To address improving lumen quality, the easy levers are of course to increase the final gather and reflections quality in the post-process volume. This generally improves the resolve of GI and reflections especially. The rock is black in your scene because geometry below a certain height and distance threshold are culled from the lumen scene for performance reasons. You can remedy this by increasing the lumen scene detail value. Furthermore, I note your scalability is set to high, which would explain some of the lower quality. High targets open worlds at 60FPS, which means near-field detail and reflection quality are degraded. Increase your settings to epic and you should notice an improvement. It also doesn’t look like non-SS GI is showing up in your lumen scene entirely, what version are you using?

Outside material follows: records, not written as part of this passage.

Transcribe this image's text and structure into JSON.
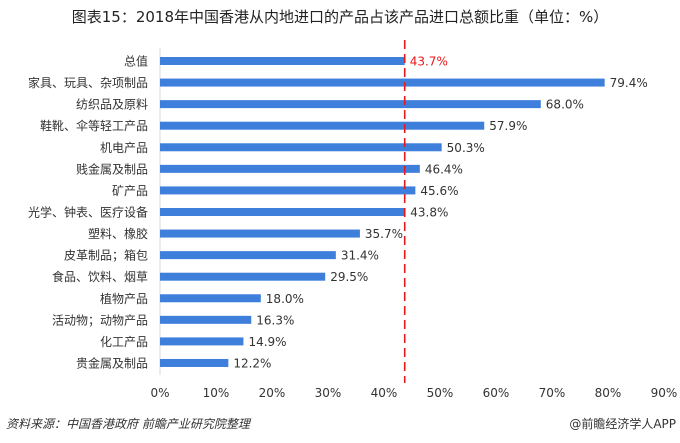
{
  "title": "图表15：2018年中国香港从内地进口的产品占该产品进口总额比重（单位：%）",
  "source": "资料来源：中国香港政府 前瞻产业研究院整理",
  "brand": "@前瞻经济学人APP",
  "chart_data": {
    "type": "bar",
    "orientation": "horizontal",
    "categories": [
      "总值",
      "家具、玩具、杂项制品",
      "纺织品及原料",
      "鞋靴、伞等轻工产品",
      "机电产品",
      "贱金属及制品",
      "矿产品",
      "光学、钟表、医疗设备",
      "塑料、橡胶",
      "皮革制品；箱包",
      "食品、饮料、烟草",
      "植物产品",
      "活动物；动物产品",
      "化工产品",
      "贵金属及制品"
    ],
    "values": [
      43.7,
      79.4,
      68.0,
      57.9,
      50.3,
      46.4,
      45.6,
      43.8,
      35.7,
      31.4,
      29.5,
      18.0,
      16.3,
      14.9,
      12.2
    ],
    "data_labels": [
      "43.7%",
      "79.4%",
      "68.0%",
      "57.9%",
      "50.3%",
      "46.4%",
      "45.6%",
      "43.8%",
      "35.7%",
      "31.4%",
      "29.5%",
      "18.0%",
      "16.3%",
      "14.9%",
      "12.2%"
    ],
    "xlim": [
      0,
      90
    ],
    "xticks": [
      "0%",
      "10%",
      "20%",
      "30%",
      "40%",
      "50%",
      "60%",
      "70%",
      "80%",
      "90%"
    ],
    "reference_line": {
      "value": 43.7,
      "style": "dashed",
      "color": "#e8191b"
    },
    "bar_color": "#3f7fdc",
    "highlight_label_color": "#e8191b",
    "grid": false
  }
}
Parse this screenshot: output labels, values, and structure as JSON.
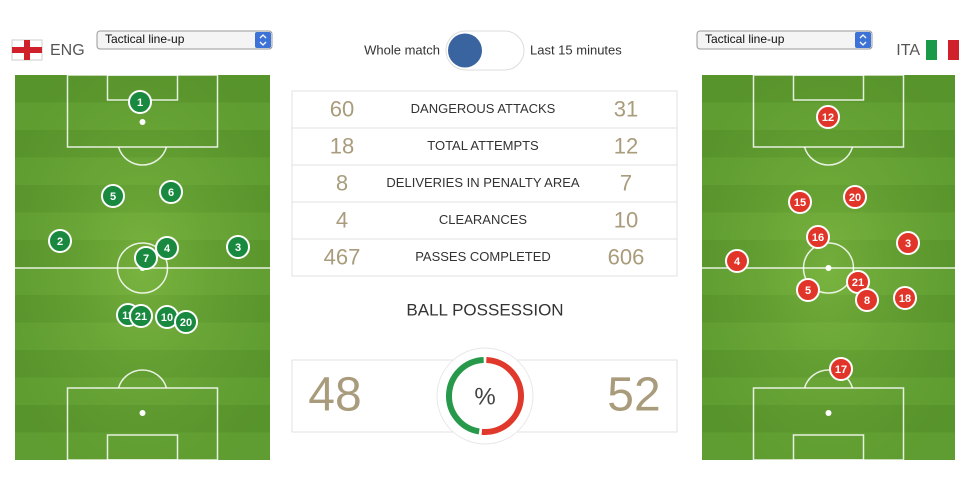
{
  "home": {
    "team": "ENG",
    "select": "Tactical line-up",
    "players": [
      1,
      5,
      6,
      2,
      4,
      7,
      3,
      11,
      21,
      10,
      20
    ]
  },
  "away": {
    "team": "ITA",
    "select": "Tactical line-up",
    "players": [
      12,
      15,
      20,
      16,
      3,
      4,
      21,
      5,
      8,
      18,
      17
    ]
  },
  "toggle": {
    "left": "Whole match",
    "right": "Last 15 minutes"
  },
  "stats": [
    {
      "home": 60,
      "label": "DANGEROUS ATTACKS",
      "away": 31
    },
    {
      "home": 18,
      "label": "TOTAL ATTEMPTS",
      "away": 12
    },
    {
      "home": 8,
      "label": "DELIVERIES IN PENALTY AREA",
      "away": 7
    },
    {
      "home": 4,
      "label": "CLEARANCES",
      "away": 10
    },
    {
      "home": 467,
      "label": "PASSES COMPLETED",
      "away": 606
    }
  ],
  "possession": {
    "title": "BALL POSSESSION",
    "home": 48,
    "away": 52,
    "symbol": "%"
  }
}
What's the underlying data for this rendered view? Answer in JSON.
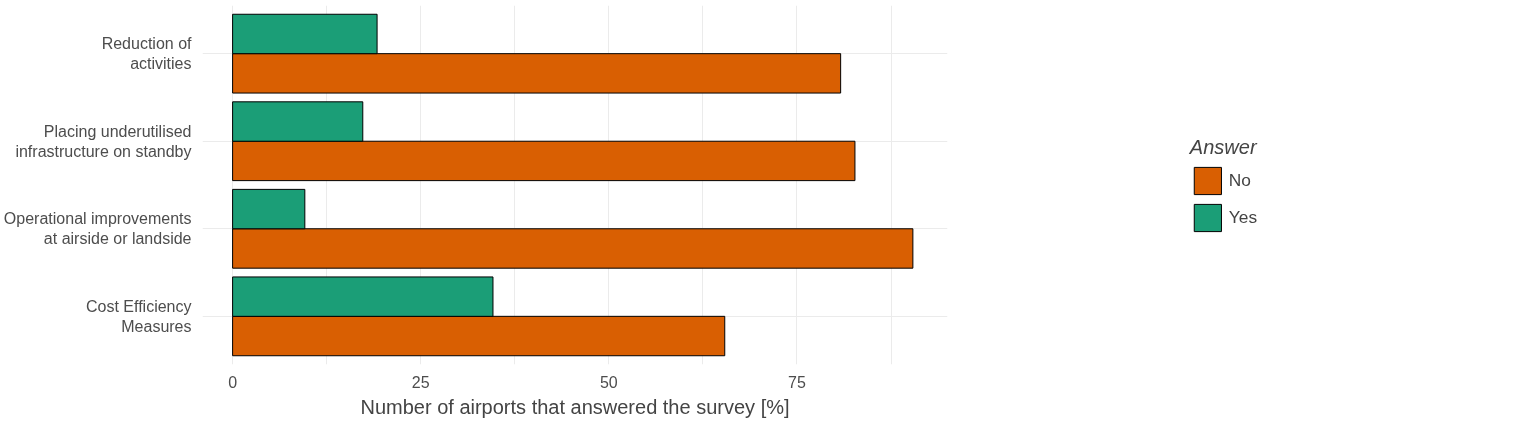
{
  "chart_data": {
    "type": "bar",
    "orientation": "horizontal",
    "xlabel": "Number of airports that answered the survey [%]",
    "legend_title": "Answer",
    "categories": [
      "Reduction of\nactivities",
      "Placing underutilised\ninfrastructure on standby",
      "Operational improvements\nat airside or landside",
      "Cost Efficiency\nMeasures"
    ],
    "series": [
      {
        "name": "No",
        "color": "#d95f02",
        "values": [
          80.8,
          82.7,
          90.4,
          65.4
        ]
      },
      {
        "name": "Yes",
        "color": "#1b9e77",
        "values": [
          19.2,
          17.3,
          9.6,
          34.6
        ]
      }
    ],
    "xlim": [
      -4,
      95
    ],
    "xticks": [
      0,
      {
        "value": 12.5,
        "label": null
      },
      25,
      {
        "value": 37.5,
        "label": null
      },
      50,
      {
        "value": 62.5,
        "label": null
      },
      75,
      {
        "value": 87.5,
        "label": null
      }
    ],
    "grid": true,
    "legend": "right"
  }
}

There is in fact translucency, but it’s rather meagre in 5.0. Low-resolution radiance probes are used to shade translucency (in addition to screen-space reflections), and while that avoids light leaking, it means the translucent reflections are noticably dull and low-res. In 5.1, which is in production, Lumen supports high-quality translucent reflections, which are indistinguishable from the regular reflection modes. I’ve tried them out myself and they are effective and performant.
As for improvements, there are quite a few coming down the pipe for 5.1. Solutions for over-occlusion on foliage and other alpha-tested geometry, support for subsurface scattering and two-sided foliage shading affecting GI, improved reflections definition, scalability and performance, light-leaking solutions, and more, in addition to massive performance improvements in general.
I’ve tried out most or all of these features, and I’ve found they all work great. When 5.1 will actually arrive is something I don’t know, so it means these features remain walled-off to the people who know how to build UE5 and are comfortable taking risks on an unstable engine.